The intentive mind that later revolutionised architecture first emerged in the 1930s on the kitchen floor of his grandmother, Leah Caplan’s Toronto Home.
‘..one of the first architects to grasp the liberating potential of computer design, went on to create a host of other celebrated buildings, many of them widely regarded as masterpieces, that in their sculptural bravura and visceral power matched or even surpassed the Baroque architecture of the 17th century’
Nicolai Ouroussoff, The New York Times
As Paul Goldberger recounts in Building Art: The Life and Work of Frank Gehry, young Frank and Leah built fantastical structures from odd scraps of wood collected from his grandfather’s hardware store. Gehry later said, “There were round pieces that looked like bridges and freeways before there were freeways. She would play with me on an equal level like an adult.” Those early hours constructing miniature worlds felt, in retrospect, like his first Gehry buildings.
Gehry grew up in a traditional Jewish family whose journey from Łódź, Poland, through New York’s Hell’s Kitchen and Cleveland to Toronto brought with it the textures of Eastern European Jewish life.
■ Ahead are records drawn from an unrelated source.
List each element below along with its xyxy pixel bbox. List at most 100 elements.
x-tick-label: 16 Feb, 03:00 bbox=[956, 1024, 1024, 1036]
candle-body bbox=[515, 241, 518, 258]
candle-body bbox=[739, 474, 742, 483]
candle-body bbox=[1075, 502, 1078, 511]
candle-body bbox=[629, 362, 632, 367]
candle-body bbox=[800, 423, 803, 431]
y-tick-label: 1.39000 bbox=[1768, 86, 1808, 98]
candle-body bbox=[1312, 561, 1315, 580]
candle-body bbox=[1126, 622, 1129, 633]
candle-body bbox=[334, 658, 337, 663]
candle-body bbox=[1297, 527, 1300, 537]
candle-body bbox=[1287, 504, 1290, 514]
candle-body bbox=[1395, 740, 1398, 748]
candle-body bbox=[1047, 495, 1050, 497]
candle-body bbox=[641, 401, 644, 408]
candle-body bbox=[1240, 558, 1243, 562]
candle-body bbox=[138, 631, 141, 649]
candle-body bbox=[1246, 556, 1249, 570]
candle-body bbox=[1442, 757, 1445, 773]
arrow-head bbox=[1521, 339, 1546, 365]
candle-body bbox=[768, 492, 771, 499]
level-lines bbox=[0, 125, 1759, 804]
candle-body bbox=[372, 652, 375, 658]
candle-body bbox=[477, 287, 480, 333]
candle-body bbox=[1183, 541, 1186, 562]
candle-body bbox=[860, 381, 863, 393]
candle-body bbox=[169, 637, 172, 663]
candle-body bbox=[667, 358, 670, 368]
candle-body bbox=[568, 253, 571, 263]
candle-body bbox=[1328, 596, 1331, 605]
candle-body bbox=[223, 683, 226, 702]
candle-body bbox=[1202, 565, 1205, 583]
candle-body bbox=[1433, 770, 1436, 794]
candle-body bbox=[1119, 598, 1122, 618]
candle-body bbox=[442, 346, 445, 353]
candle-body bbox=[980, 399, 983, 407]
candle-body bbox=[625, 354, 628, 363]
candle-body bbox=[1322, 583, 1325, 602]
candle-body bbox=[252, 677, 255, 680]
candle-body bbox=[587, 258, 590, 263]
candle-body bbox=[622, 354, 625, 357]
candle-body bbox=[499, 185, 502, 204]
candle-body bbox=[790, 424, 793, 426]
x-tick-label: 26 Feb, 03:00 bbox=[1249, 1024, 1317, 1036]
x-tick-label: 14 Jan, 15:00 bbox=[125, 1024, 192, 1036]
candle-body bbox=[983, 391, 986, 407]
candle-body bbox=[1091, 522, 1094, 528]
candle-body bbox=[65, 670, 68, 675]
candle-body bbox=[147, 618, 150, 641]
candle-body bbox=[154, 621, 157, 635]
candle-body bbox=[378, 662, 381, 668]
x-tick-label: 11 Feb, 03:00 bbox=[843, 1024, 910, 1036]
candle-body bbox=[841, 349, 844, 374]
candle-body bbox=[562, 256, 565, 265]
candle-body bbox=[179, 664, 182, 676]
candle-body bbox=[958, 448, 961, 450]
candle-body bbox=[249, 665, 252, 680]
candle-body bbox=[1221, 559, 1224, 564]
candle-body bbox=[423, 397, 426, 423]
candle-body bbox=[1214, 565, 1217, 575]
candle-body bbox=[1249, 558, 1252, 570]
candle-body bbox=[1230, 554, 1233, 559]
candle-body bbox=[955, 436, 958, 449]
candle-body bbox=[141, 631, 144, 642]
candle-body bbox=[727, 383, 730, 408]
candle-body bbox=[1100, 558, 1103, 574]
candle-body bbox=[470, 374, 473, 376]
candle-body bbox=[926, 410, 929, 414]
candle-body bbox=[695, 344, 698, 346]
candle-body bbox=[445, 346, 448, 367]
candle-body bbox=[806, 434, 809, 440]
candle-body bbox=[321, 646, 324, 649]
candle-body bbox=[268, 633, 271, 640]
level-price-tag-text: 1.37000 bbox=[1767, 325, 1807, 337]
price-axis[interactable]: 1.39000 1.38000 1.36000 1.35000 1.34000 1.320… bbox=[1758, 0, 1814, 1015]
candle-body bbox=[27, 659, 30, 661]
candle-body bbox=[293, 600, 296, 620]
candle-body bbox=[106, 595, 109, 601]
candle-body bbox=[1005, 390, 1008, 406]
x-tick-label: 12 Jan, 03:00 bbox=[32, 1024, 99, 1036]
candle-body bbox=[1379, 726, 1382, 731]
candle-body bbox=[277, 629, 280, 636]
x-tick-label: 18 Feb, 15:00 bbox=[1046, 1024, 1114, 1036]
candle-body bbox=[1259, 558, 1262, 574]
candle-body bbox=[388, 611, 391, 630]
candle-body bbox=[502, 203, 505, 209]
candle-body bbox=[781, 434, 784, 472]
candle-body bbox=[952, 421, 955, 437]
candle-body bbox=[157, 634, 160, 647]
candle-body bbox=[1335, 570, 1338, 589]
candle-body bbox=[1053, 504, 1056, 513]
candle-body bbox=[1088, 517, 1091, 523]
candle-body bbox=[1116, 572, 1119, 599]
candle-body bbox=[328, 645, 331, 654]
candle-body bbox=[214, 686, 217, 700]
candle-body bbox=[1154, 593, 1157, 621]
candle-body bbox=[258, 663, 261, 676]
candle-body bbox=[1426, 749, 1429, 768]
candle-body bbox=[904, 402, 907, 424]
Among the memories that stayed with him was the family carp, kept swimming in the bathtub until its weekly and mysterious disappearance, always just before gefilte fish appeared on the Friday night table. He would later speak often of how that childhood shock shaped his lifelong fascination with fish forms, curves, and fluidity in his designs.

Hotel Marques de Riscal Rioja
Artistic curiosity was recognised early. A pivotal moment came at 16, when he attended a lecture at the Art Gallery of Toronto. Only later did he realise that the quiet, white-haired man showing curved plywood furniture was Alvar Aalto—whom Gehry would come to regard, alongside Erich Mendelsohn and Le Corbusier, as one of the greatest modern architects. That evening, he quietly set his course.
His courage to challenge tradition shaped skylines and minds alike, setting a new standard for creativity in our field. Frank’s legacy lives on in every architect he inspires and every city forever changed by his work.”
Stephen Ayres AIA
When his father became seriously ill, the family moved to California in search of better prospects. Money was scarce. Gehry drove trucks by day and studied at Los Angeles City College at night, where he rediscovered art and architecture. USC soon followed, along with a ceramics class that brought him into contact with real architects for the first time. As he later joked, he was mesmerised by “a guy in a black suit and black beret telling contractors what to do and railing against Frank Lloyd Wright.”
After graduating from USC’s School of Architecture and becoming an American citizen, Gehry worked a range of jobs to support his young family. In 1956, he briefly attended the Harvard Graduate School of Design to study city planning, but left disillusioned, returning to Los Angeles to work with Victor Gruen Associates. His first private commission—the David Cabin—arrived soon after.

Interior Disney Concert Hall, Los Angeles Image Daniel Hartwig CC BY 2.0
In 1961, he made an adventurous move to Paris to work with André Remondet. His French education and Canadian background served him well, but after a year, he returned to Los Angeles and established his own practice.
A turning point came in 1978 with the radical remodelling of his Santa Monica home. Its bold, deconstructed form—still endlessly discussed—foreshadowed themes that would define his later work. “I was emotionally trapped because it was this icon,” he reflected years later.
By the 1980s, Gehry had entered full stride. He won the Pritzker Prize in 1989, and his first European commission, the Vitra International Furniture Manufacturing Facility and Design Museum, opened the same year. But it was the 1997 Guggenheim Museum Bilbao that propelled him to global fame. Philip Johnson called it “the greatest building of our time,” and the “Bilbao effect” became shorthand for architecture’s power to transform a city.
Major commissions followed worldwide: the Walt Disney Concert Hall in Los Angeles, the Fondation Louis Vuitton in Paris, Prague’s Dancing House, Seattle’s Museum of Pop Culture, and the Cinémathèque Française in Paris, among many others.